O Bitcoin está sendo negociado perto de 64 mil dólares, e muitos já chamam isso de "a nova normalidade". Mas por trás da aparente estabilidade, esconde-se o mesmo velho jogo: grandes players realizando lucros, e investidores de varejo esperando novamente por um crescimento.
De acordo com dados de 18 de julho de 2026, a principal criptomoeda mostrou uma variação mínima — apenas 0,118% em 24 horas. O Ethereum se mantém perto de 1844 dólares, o Tether permanece no nível de um dólar, e o Dogecoin oscila em torno de 7 centavos. Tal quadro parece calmo após anos turbulentos, no entanto, a volatilidade não desapareceu — ela apenas se tornou menos perceptível nas telas.

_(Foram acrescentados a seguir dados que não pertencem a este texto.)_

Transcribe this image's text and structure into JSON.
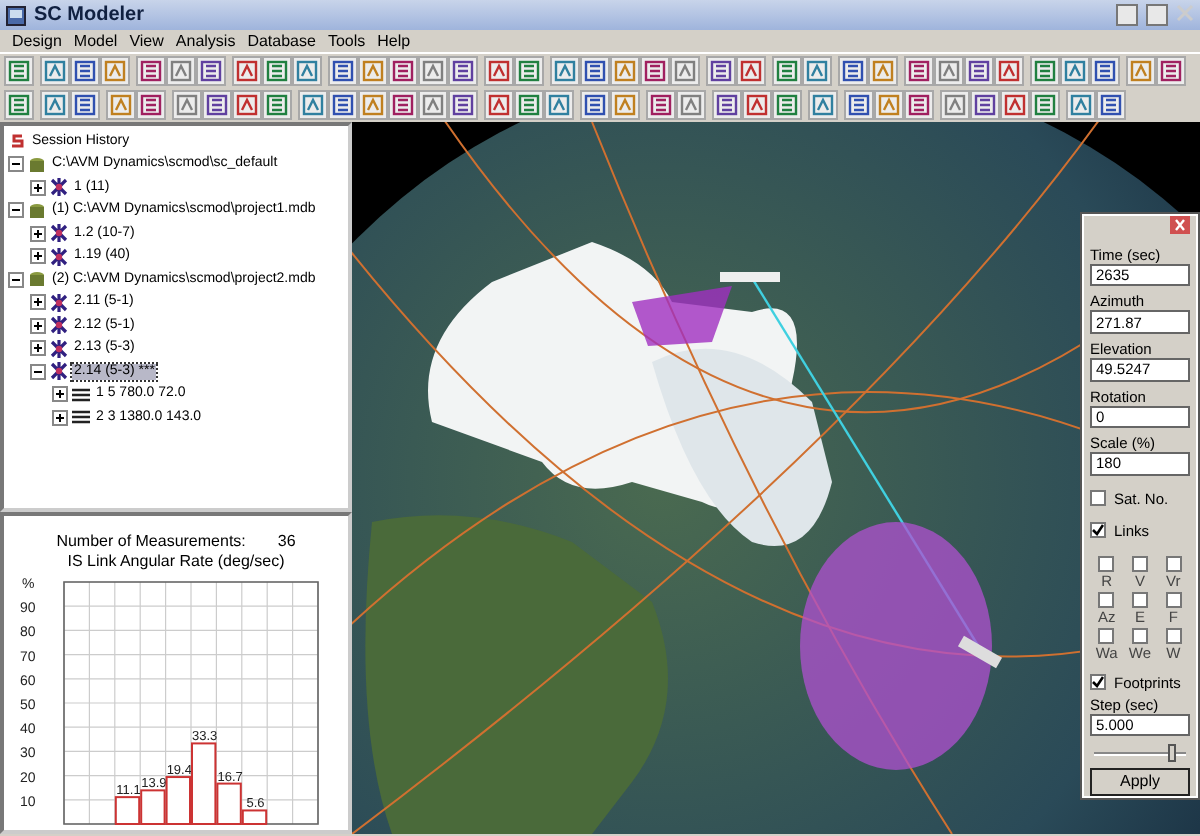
{
  "window": {
    "title": "SC Modeler"
  },
  "menu": [
    "Design",
    "Model",
    "View",
    "Analysis",
    "Database",
    "Tools",
    "Help"
  ],
  "session_tree": {
    "label": "Session History",
    "kind": "session",
    "selected": false,
    "children": [
      {
        "label": "C:\\AVM Dynamics\\scmod\\sc_default",
        "kind": "database",
        "expanded": true,
        "selected": false,
        "children": [
          {
            "label": "1 (11)",
            "kind": "satellite",
            "expanded": false,
            "selected": false
          }
        ]
      },
      {
        "label": "(1) C:\\AVM Dynamics\\scmod\\project1.mdb",
        "kind": "database",
        "expanded": true,
        "selected": false,
        "children": [
          {
            "label": "1.2 (10-7)",
            "kind": "satellite",
            "expanded": false,
            "selected": false
          },
          {
            "label": "1.19 (40)",
            "kind": "satellite",
            "expanded": false,
            "selected": false
          }
        ]
      },
      {
        "label": "(2) C:\\AVM Dynamics\\scmod\\project2.mdb",
        "kind": "database",
        "expanded": true,
        "selected": false,
        "children": [
          {
            "label": "2.11 (5-1)",
            "kind": "satellite",
            "expanded": false,
            "selected": false
          },
          {
            "label": "2.12 (5-1)",
            "kind": "satellite",
            "expanded": false,
            "selected": false
          },
          {
            "label": "2.13 (5-3)",
            "kind": "satellite",
            "expanded": false,
            "selected": false
          },
          {
            "label": "2.14 (5-3) ***",
            "kind": "satellite",
            "expanded": true,
            "selected": true,
            "children": [
              {
                "label": "1 5 780.0 72.0",
                "kind": "link",
                "expanded": false,
                "selected": false
              },
              {
                "label": "2 3 1380.0 143.0",
                "kind": "link",
                "expanded": false,
                "selected": false
              }
            ]
          }
        ]
      }
    ]
  },
  "histogram": {
    "measurements_label": "Number of Measurements:",
    "measurements": "36",
    "chart_data": {
      "type": "bar",
      "title": "IS Link Angular Rate (deg/sec)",
      "ylabel": "%",
      "ylim": [
        0,
        100
      ],
      "yticks": [
        10,
        20,
        30,
        40,
        50,
        60,
        70,
        80,
        90
      ],
      "data_labels": true,
      "grid": true,
      "series": [
        {
          "color": "#cc3333",
          "values": [
            null,
            null,
            11.1,
            13.9,
            19.4,
            33.3,
            16.7,
            5.6,
            null,
            null
          ]
        }
      ]
    }
  },
  "view_panel": {
    "fields": [
      {
        "label": "Time (sec)",
        "value": "2635"
      },
      {
        "label": "Azimuth",
        "value": "271.87"
      },
      {
        "label": "Elevation",
        "value": "49.5247"
      },
      {
        "label": "Rotation",
        "value": "0"
      },
      {
        "label": "Scale (%)",
        "value": "180"
      }
    ],
    "checks": [
      {
        "label": "Sat. No.",
        "checked": false
      },
      {
        "label": "Links",
        "checked": true
      }
    ],
    "link_options": [
      {
        "label": "R",
        "checked": false
      },
      {
        "label": "V",
        "checked": false
      },
      {
        "label": "Vr",
        "checked": false
      },
      {
        "label": "Az",
        "checked": false
      },
      {
        "label": "E",
        "checked": false
      },
      {
        "label": "F",
        "checked": false
      },
      {
        "label": "Wa",
        "checked": false
      },
      {
        "label": "We",
        "checked": false
      },
      {
        "label": "W",
        "checked": false
      }
    ],
    "footprints": {
      "label": "Footprints",
      "checked": true
    },
    "step": {
      "label": "Step (sec)",
      "value": "5.000"
    },
    "slider": {
      "level": 0.85
    },
    "apply": "Apply"
  }
}
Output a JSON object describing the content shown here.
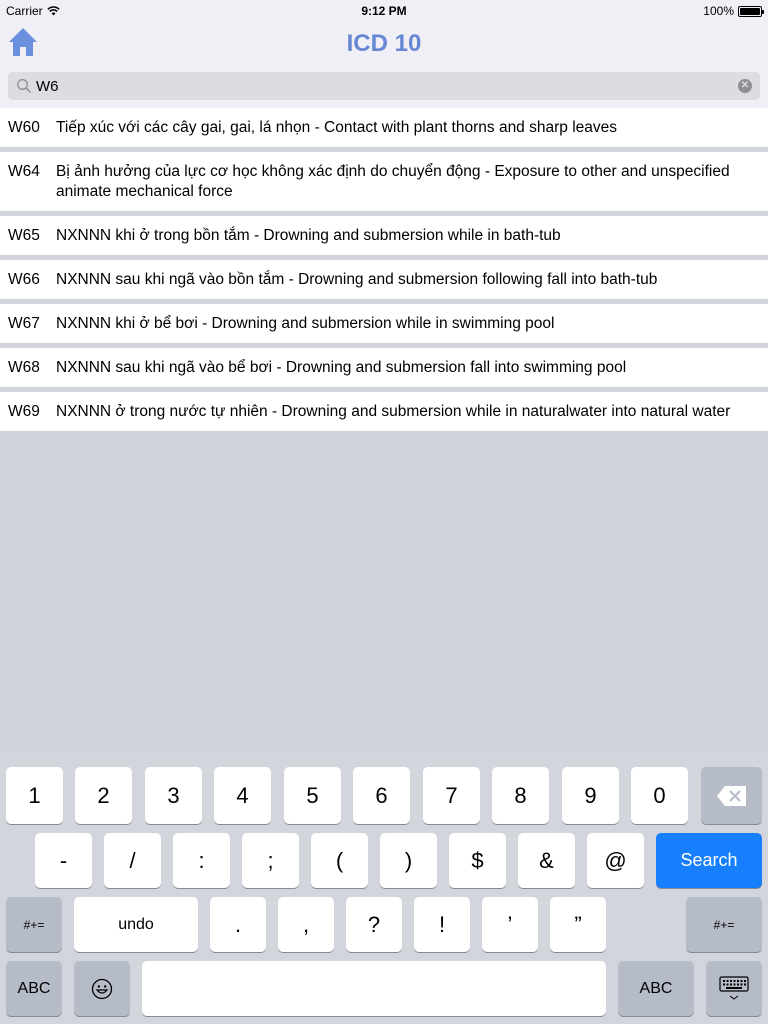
{
  "status_bar": {
    "carrier": "Carrier",
    "time": "9:12 PM",
    "battery": "100%"
  },
  "nav": {
    "title": "ICD 10",
    "home_icon": "home-icon"
  },
  "search": {
    "value": "W6",
    "placeholder": "",
    "search_icon": "search-icon",
    "clear_icon": "clear-icon"
  },
  "results": [
    {
      "code": "W60",
      "text": "Tiếp xúc với các cây gai, gai, lá nhọn  - Contact with plant thorns and sharp leaves"
    },
    {
      "code": "W64",
      "text": "Bị ảnh hưởng của lực cơ học không xác định do chuyển động  - Exposure to other and unspecified animate mechanical force"
    },
    {
      "code": "W65",
      "text": "NXNNN khi ở trong bồn tắm  - Drowning and submersion while in bath-tub"
    },
    {
      "code": "W66",
      "text": "NXNNN sau khi ngã vào bồn tắm  - Drowning and submersion following fall into bath-tub"
    },
    {
      "code": "W67",
      "text": "NXNNN khi ở bể bơi  - Drowning and submersion while in swimming pool"
    },
    {
      "code": "W68",
      "text": "NXNNN sau khi ngã vào bể bơi  - Drowning and submersion fall into swimming pool"
    },
    {
      "code": "W69",
      "text": "NXNNN ở trong nước tự nhiên  - Drowning and submersion while in naturalwater into natural water"
    }
  ],
  "keyboard": {
    "row1": [
      "1",
      "2",
      "3",
      "4",
      "5",
      "6",
      "7",
      "8",
      "9",
      "0"
    ],
    "backspace_icon": "backspace-icon",
    "row2": [
      "-",
      "/",
      ":",
      ";",
      "(",
      ")",
      "$",
      "&",
      "@"
    ],
    "search_label": "Search",
    "row3_left": "#+=",
    "undo_label": "undo",
    "row3": [
      ".",
      ",",
      "?",
      "!",
      "’",
      "”"
    ],
    "row3_right": "#+=",
    "abc_left": "ABC",
    "emoji_icon": "emoji-icon",
    "space_label": "",
    "abc_right": "ABC",
    "dismiss_icon": "keyboard-dismiss-icon"
  },
  "colors": {
    "accent": "#6687d4",
    "search_key": "#177ffb",
    "background": "#d2d4dc"
  }
}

Na América Latina, as criptomoedas há muito deixaram de ser um instrumento puramente especulativo. Em El Salvador, o Bitcoin perdeu o status de moeda legal em janeiro de 2025, mas o experimento mostrou quão rapidamente um Estado pode reverter sua política sob a pressão da realidade. No México, os bancos oficialmente não operam com ativos digitais, mas empreendedores como Ricardo Salinas Pliego já aceitam Bitcoin em suas redes. A Colômbia ocupa o 14º lugar em nível de adoção entre 26 países, segundo a Finder, e no Peru, o banco central estuda cautelosamente sua própria moeda digital, sem pressa com a regulamentação.
O principal paradoxo é que as pessoas compram criptomoedas precisamente porque elas "não dependem de bancos e governos". Na verdade, seu preço depende cada vez mais das decisões dos reguladores, do humor em Wall Street e de se a China ou Hong Kong permitirão novas operações. Instituições e grandes fundos dão o tom, e o cidadão comum fica com um risco difícil de calcular antecipadamente.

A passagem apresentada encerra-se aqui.